Cytotoxic aza-anthracenedione Pixuvri came to market in the European Union via the conditional approval pathway in 2012. At that stage, the Committee for Medicinal Products for Human Use felt the lack of data on Pixuvri in patients who had previously received MabThera prohibited a standard approval. The committee tasked CTI with providing additional clinical data and seeking full approval.
Servier licensed the rights to Pixuvri in some markets in 2014 and expanded the agreement to cover all ex-U.S. territories in 2017. Yet, the confirmatory trial requested by European authorities dragged on well beyond the 2015 deadline originally targeted by CTI.

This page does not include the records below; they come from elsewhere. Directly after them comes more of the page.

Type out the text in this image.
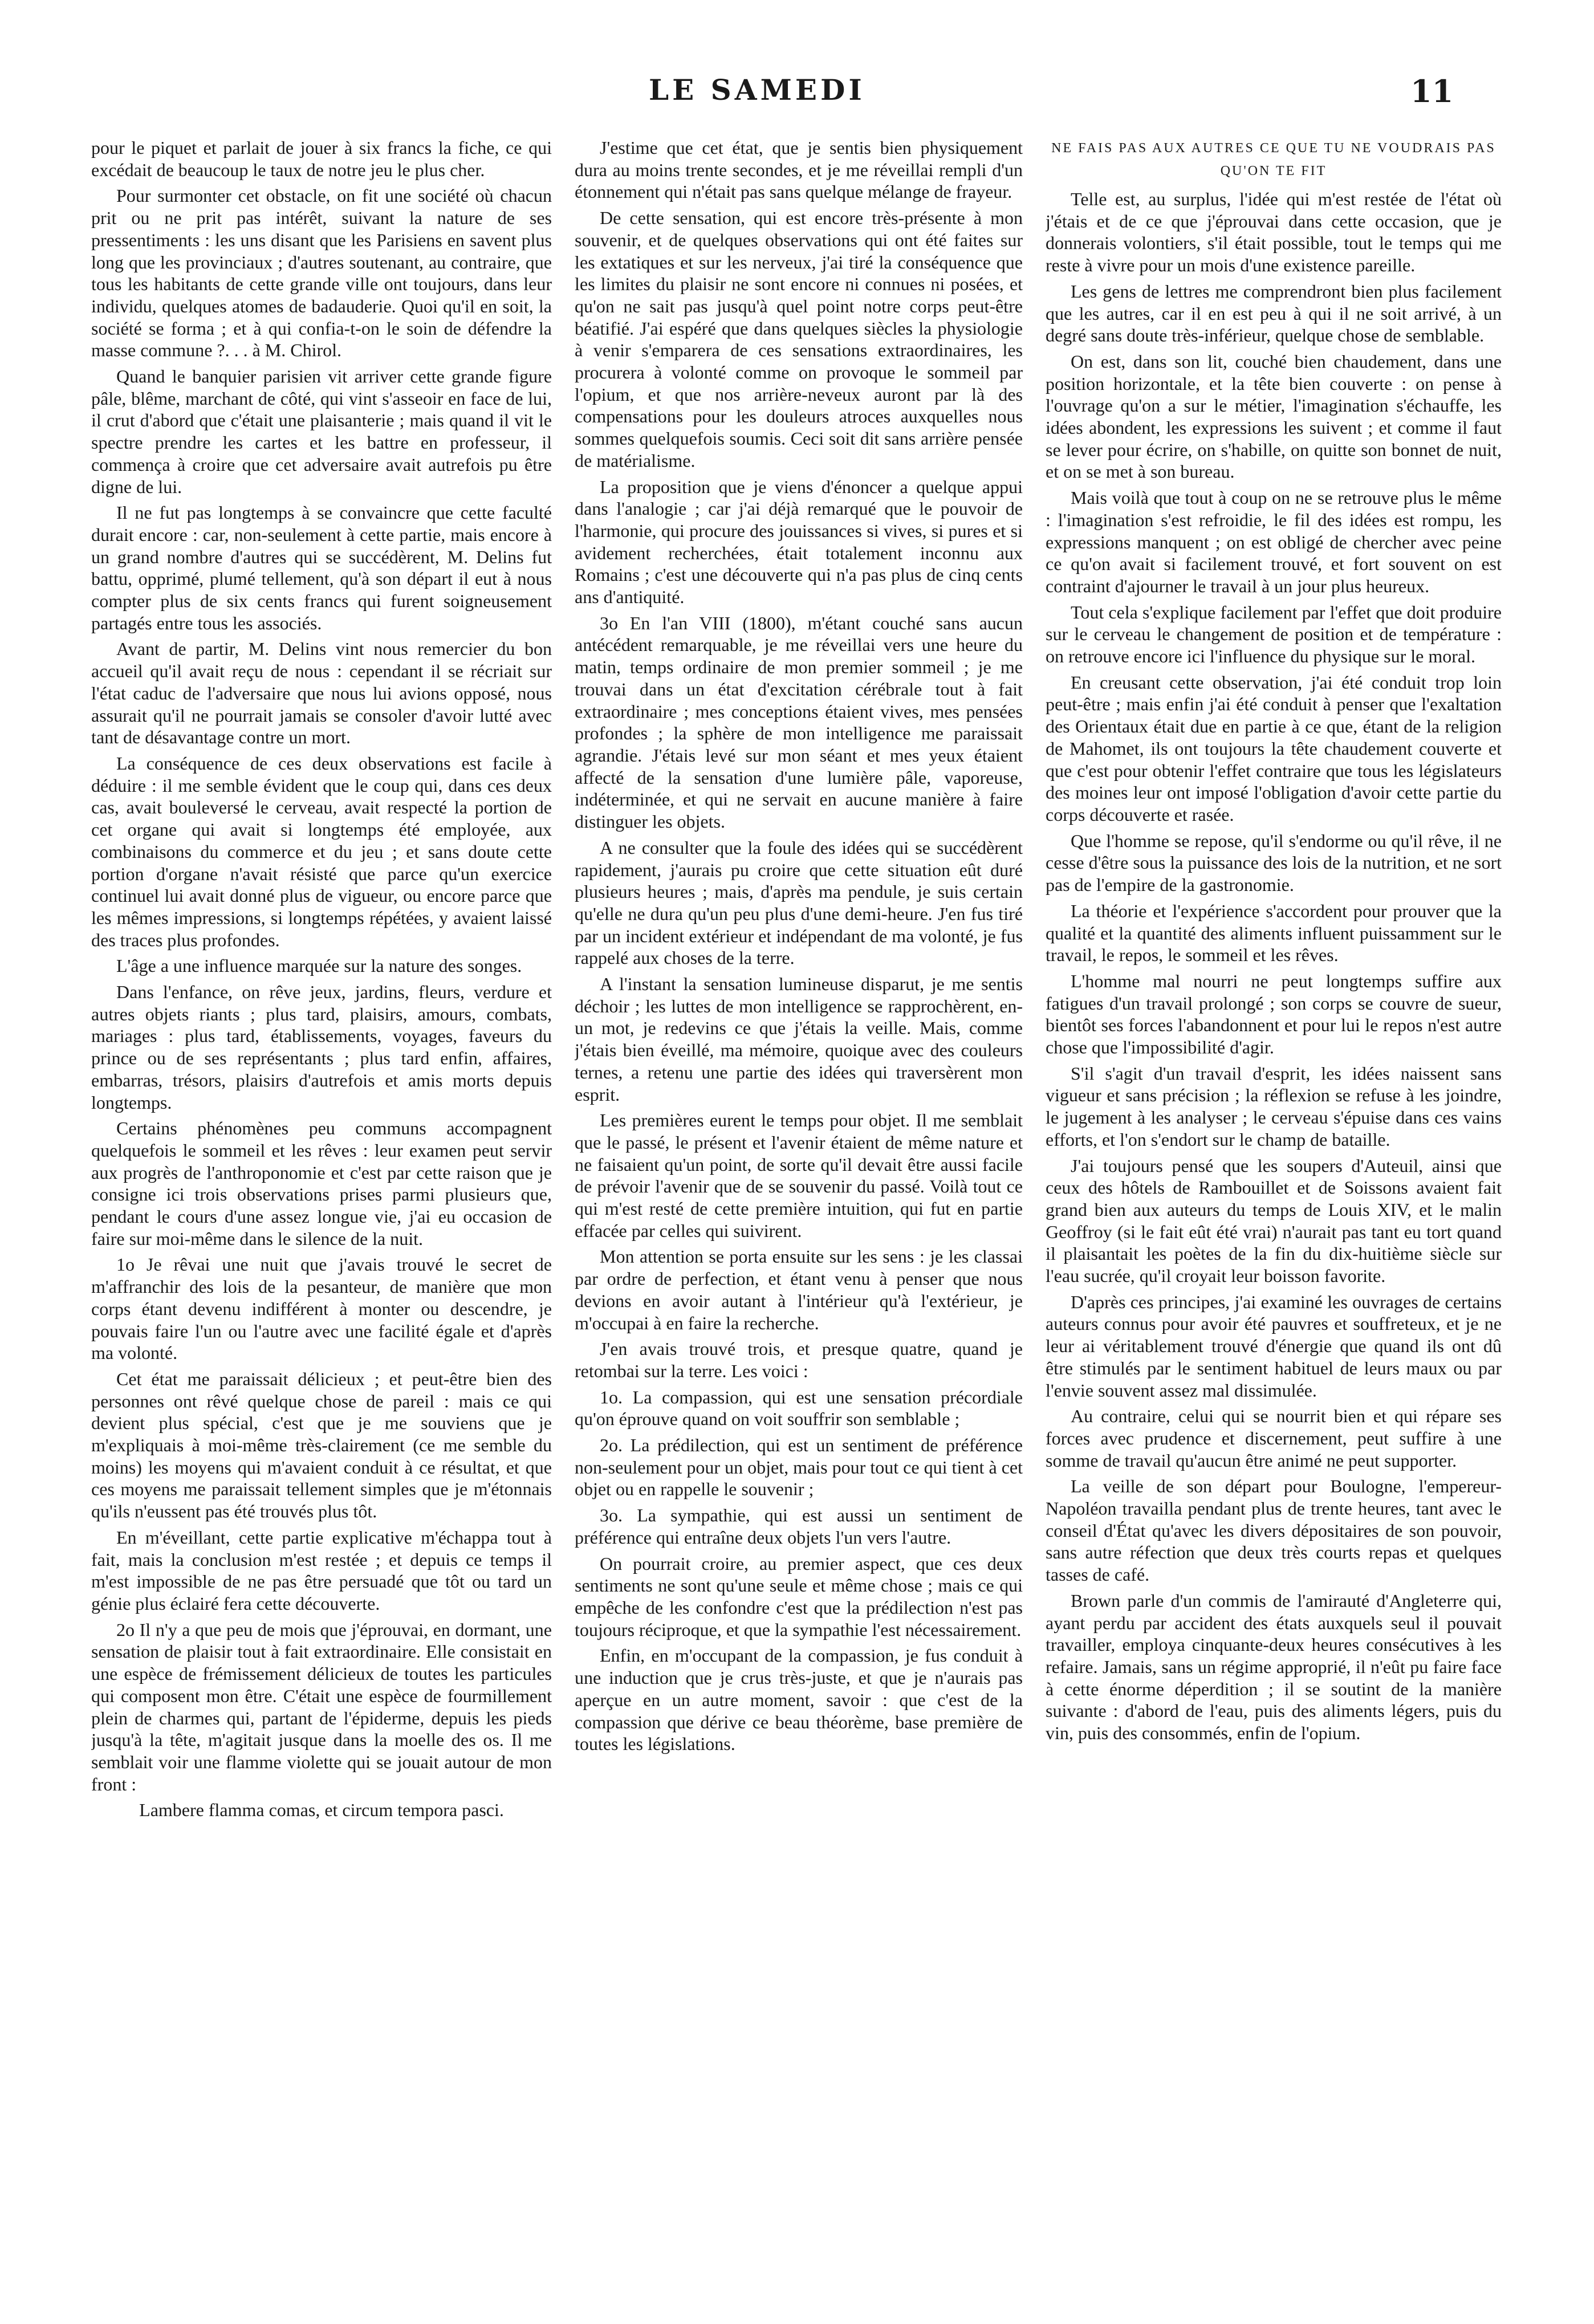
LE SAMEDI	11

pour le piquet et parlait de jouer à six francs la fiche, ce qui excédait de beaucoup le taux de notre jeu le plus cher.

Pour surmonter cet obstacle, on fit une société où chacun prit ou ne prit pas intérêt, suivant la nature de ses pressentiments : les uns disant que les Parisiens en savent plus long que les provinciaux ; d'autres soutenant, au contraire, que tous les habitants de cette grande ville ont toujours, dans leur individu, quelques atomes de badauderie. Quoi qu'il en soit, la société se forma ; et à qui confia-t-on le soin de défendre la masse commune ?. . . à M. Chirol.

Quand le banquier parisien vit arriver cette grande figure pâle, blême, marchant de côté, qui vint s'asseoir en face de lui, il crut d'abord que c'était une plaisanterie ; mais quand il vit le spectre prendre les cartes et les battre en professeur, il commença à croire que cet adversaire avait autrefois pu être digne de lui.

Il ne fut pas longtemps à se convaincre que cette faculté durait encore : car, non-seulement à cette partie, mais encore à un grand nombre d'autres qui se succédèrent, M. Delins fut battu, opprimé, plumé tellement, qu'à son départ il eut à nous compter plus de six cents francs qui furent soigneusement partagés entre tous les associés.

Avant de partir, M. Delins vint nous remercier du bon accueil qu'il avait reçu de nous : cependant il se récriait sur l'état caduc de l'adversaire que nous lui avions opposé, nous assurait qu'il ne pourrait jamais se consoler d'avoir lutté avec tant de désavantage contre un mort.

La conséquence de ces deux observations est facile à déduire : il me semble évident que le coup qui, dans ces deux cas, avait bouleversé le cerveau, avait respecté la portion de cet organe qui avait si longtemps été employée, aux combinaisons du commerce et du jeu ; et sans doute cette portion d'organe n'avait résisté que parce qu'un exercice continuel lui avait donné plus de vigueur, ou encore parce que les mêmes impressions, si longtemps répétées, y avaient laissé des traces plus profondes.

L'âge a une influence marquée sur la nature des songes.

Dans l'enfance, on rêve jeux, jardins, fleurs, verdure et autres objets riants ; plus tard, plaisirs, amours, combats, mariages : plus tard, établissements, voyages, faveurs du prince ou de ses représentants ; plus tard enfin, affaires, embarras, trésors, plaisirs d'autrefois et amis morts depuis longtemps.

Certains phénomènes peu communs accompagnent quelquefois le sommeil et les rêves : leur examen peut servir aux progrès de l'anthroponomie et c'est par cette raison que je consigne ici trois observations prises parmi plusieurs que, pendant le cours d'une assez longue vie, j'ai eu occasion de faire sur moi-même dans le silence de la nuit.

1o Je rêvai une nuit que j'avais trouvé le secret de m'affranchir des lois de la pesanteur, de manière que mon corps étant devenu indifférent à monter ou descendre, je pouvais faire l'un ou l'autre avec une facilité égale et d'après ma volonté.

Cet état me paraissait délicieux ; et peut-être bien des personnes ont rêvé quelque chose de pareil : mais ce qui devient plus spécial, c'est que je me souviens que je m'expliquais à moi-même très-clairement (ce me semble du moins) les moyens qui m'avaient conduit à ce résultat, et que ces moyens me paraissait tellement simples que je m'étonnais qu'ils n'eussent pas été trouvés plus tôt.

En m'éveillant, cette partie explicative m'échappa tout à fait, mais la conclusion m'est restée ; et depuis ce temps il m'est impossible de ne pas être persuadé que tôt ou tard un génie plus éclairé fera cette découverte.

2o Il n'y a que peu de mois que j'éprouvai, en dormant, une sensation de plaisir tout à fait extraordinaire. Elle consistait en une espèce de frémissement délicieux de toutes les particules qui composent mon être. C'était une espèce de fourmillement plein de charmes qui, partant de l'épiderme, depuis les pieds jusqu'à la tête, m'agitait jusque dans la moelle des os. Il me semblait voir une flamme violette qui se jouait autour de mon front :

Lambere flamma comas, et circum tempora pasci.

J'estime que cet état, que je sentis bien physiquement dura au moins trente secondes, et je me réveillai rempli d'un étonnement qui n'était pas sans quelque mélange de frayeur.

De cette sensation, qui est encore très-présente à mon souvenir, et de quelques observations qui ont été faites sur les extatiques et sur les nerveux, j'ai tiré la conséquence que les limites du plaisir ne sont encore ni connues ni posées, et qu'on ne sait pas jusqu'à quel point notre corps peut-être béatifié. J'ai espéré que dans quelques siècles la physiologie à venir s'emparera de ces sensations extraordinaires, les procurera à volonté comme on provoque le sommeil par l'opium, et que nos arrière-neveux auront par là des compensations pour les douleurs atroces auxquelles nous sommes quelquefois soumis. Ceci soit dit sans arrière pensée de matérialisme.

La proposition que je viens d'énoncer a quelque appui dans l'analogie ; car j'ai déjà remarqué que le pouvoir de l'harmonie, qui procure des jouissances si vives, si pures et si avidement recherchées, était totalement inconnu aux Romains ; c'est une découverte qui n'a pas plus de cinq cents ans d'antiquité.

3o En l'an VIII (1800), m'étant couché sans aucun antécédent remarquable, je me réveillai vers une heure du matin, temps ordinaire de mon premier sommeil ; je me trouvai dans un état d'excitation cérébrale tout à fait extraordinaire ; mes conceptions étaient vives, mes pensées profondes ; la sphère de mon intelligence me paraissait agrandie. J'étais levé sur mon séant et mes yeux étaient affecté de la sensation d'une lumière pâle, vaporeuse, indéterminée, et qui ne servait en aucune manière à faire distinguer les objets.

A ne consulter que la foule des idées qui se succédèrent rapidement, j'aurais pu croire que cette situation eût duré plusieurs heures ; mais, d'après ma pendule, je suis certain qu'elle ne dura qu'un peu plus d'une demi-heure. J'en fus tiré par un incident extérieur et indépendant de ma volonté, je fus rappelé aux choses de la terre.

A l'instant la sensation lumineuse disparut, je me sentis déchoir ; les luttes de mon intelligence se rapprochèrent, en-un mot, je redevins ce que j'étais la veille. Mais, comme j'étais bien éveillé, ma mémoire, quoique avec des couleurs ternes, a retenu une partie des idées qui traversèrent mon esprit.

Les premières eurent le temps pour objet. Il me semblait que le passé, le présent et l'avenir étaient de même nature et ne faisaient qu'un point, de sorte qu'il devait être aussi facile de prévoir l'avenir que de se souvenir du passé. Voilà tout ce qui m'est resté de cette première intuition, qui fut en partie effacée par celles qui suivirent.

Mon attention se porta ensuite sur les sens : je les classai par ordre de perfection, et étant venu à penser que nous devions en avoir autant à l'intérieur qu'à l'extérieur, je m'occupai à en faire la recherche.

J'en avais trouvé trois, et presque quatre, quand je retombai sur la terre. Les voici :

1o. La compassion, qui est une sensation précordiale qu'on éprouve quand on voit souffrir son semblable ;

2o. La prédilection, qui est un sentiment de préférence non-seulement pour un objet, mais pour tout ce qui tient à cet objet ou en rappelle le souvenir ;

3o. La sympathie, qui est aussi un sentiment de préférence qui entraîne deux objets l'un vers l'autre.

On pourrait croire, au premier aspect, que ces deux sentiments ne sont qu'une seule et même chose ; mais ce qui empêche de les confondre c'est que la prédilection n'est pas toujours réciproque, et que la sympathie l'est nécessairement.

Enfin, en m'occupant de la compassion, je fus conduit à une induction que je crus très-juste, et que je n'aurais pas aperçue en un autre moment, savoir : que c'est de la compassion que dérive ce beau théorème, base première de toutes les législations.

NE FAIS PAS AUX AUTRES CE QUE TU NE VOUDRAIS PAS QU'ON TE FIT

Telle est, au surplus, l'idée qui m'est restée de l'état où j'étais et de ce que j'éprouvai dans cette occasion, que je donnerais volontiers, s'il était possible, tout le temps qui me reste à vivre pour un mois d'une existence pareille.

Les gens de lettres me comprendront bien plus facilement que les autres, car il en est peu à qui il ne soit arrivé, à un degré sans doute très-inférieur, quelque chose de semblable.

On est, dans son lit, couché bien chaudement, dans une position horizontale, et la tête bien couverte : on pense à l'ouvrage qu'on a sur le métier, l'imagination s'échauffe, les idées abondent, les expressions les suivent ; et comme il faut se lever pour écrire, on s'habille, on quitte son bonnet de nuit, et on se met à son bureau.

Mais voilà que tout à coup on ne se retrouve plus le même : l'imagination s'est refroidie, le fil des idées est rompu, les expressions manquent ; on est obligé de chercher avec peine ce qu'on avait si facilement trouvé, et fort souvent on est contraint d'ajourner le travail à un jour plus heureux.

Tout cela s'explique facilement par l'effet que doit produire sur le cerveau le changement de position et de température : on retrouve encore ici l'influence du physique sur le moral.

En creusant cette observation, j'ai été conduit trop loin peut-être ; mais enfin j'ai été conduit à penser que l'exaltation des Orientaux était due en partie à ce que, étant de la religion de Mahomet, ils ont toujours la tête chaudement couverte et que c'est pour obtenir l'effet contraire que tous les législateurs des moines leur ont imposé l'obligation d'avoir cette partie du corps découverte et rasée.

Que l'homme se repose, qu'il s'endorme ou qu'il rêve, il ne cesse d'être sous la puissance des lois de la nutrition, et ne sort pas de l'empire de la gastronomie.

La théorie et l'expérience s'accordent pour prouver que la qualité et la quantité des aliments influent puissamment sur le travail, le repos, le sommeil et les rêves.

L'homme mal nourri ne peut longtemps suffire aux fatigues d'un travail prolongé ; son corps se couvre de sueur, bientôt ses forces l'abandonnent et pour lui le repos n'est autre chose que l'impossibilité d'agir.

S'il s'agit d'un travail d'esprit, les idées naissent sans vigueur et sans précision ; la réflexion se refuse à les joindre, le jugement à les analyser ; le cerveau s'épuise dans ces vains efforts, et l'on s'endort sur le champ de bataille.

J'ai toujours pensé que les soupers d'Auteuil, ainsi que ceux des hôtels de Rambouillet et de Soissons avaient fait grand bien aux auteurs du temps de Louis XIV, et le malin Geoffroy (si le fait eût été vrai) n'aurait pas tant eu tort quand il plaisantait les poètes de la fin du dix-huitième siècle sur l'eau sucrée, qu'il croyait leur boisson favorite.

D'après ces principes, j'ai examiné les ouvrages de certains auteurs connus pour avoir été pauvres et souffreteux, et je ne leur ai véritablement trouvé d'énergie que quand ils ont dû être stimulés par le sentiment habituel de leurs maux ou par l'envie souvent assez mal dissimulée.

Au contraire, celui qui se nourrit bien et qui répare ses forces avec prudence et discernement, peut suffire à une somme de travail qu'aucun être animé ne peut supporter.

La veille de son départ pour Boulogne, l'empereur-Napoléon travailla pendant plus de trente heures, tant avec le conseil d'État qu'avec les divers dépositaires de son pouvoir, sans autre réfection que deux très courts repas et quelques tasses de café.

Brown parle d'un commis de l'amirauté d'Angleterre qui, ayant perdu par accident des états auxquels seul il pouvait travailler, employa cinquante-deux heures consécutives à les refaire. Jamais, sans un régime approprié, il n'eût pu faire face à cette énorme déperdition ; il se soutint de la manière suivante : d'abord de l'eau, puis des aliments légers, puis du vin, puis des consommés, enfin de l'opium.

Data from the requested study belatedly dropped last year but showed Pixuvri had failed to improve progression-free survival. That left CTI and Servier facing the prospect of losing the rolling conditional approval that has permitted the sale of Pixuvri since 2012, and never getting the chance to expand use of the drug beyond its original indication.
Servier has responded to the setback by terminating the 2017 agreement that gave it ex-U.S. rights to Pixuvri. The French pharma will pay CTI €620,000 ($707,000) in relation to the termination, with up to €200,000 more to follow if the transition drags on beyond the end of March.
The transition period will end once the European Medicines Agency makes a decision about whether to approve Pixuvri. Until then, CTI will remain responsible for ex-U.S. pharmacovigilance activities, filing a marketing authorization application and the wind down of the failed clinical trial.
If EMA approves Pixuvri, Servier will pay CTI €2 million and assume responsibility for the drug globally. If EMA rejects Pixuvri, Servier will choose whether to pay €2 million and assume responsibility for the drug or work with CTI to withdraw the drug from the market.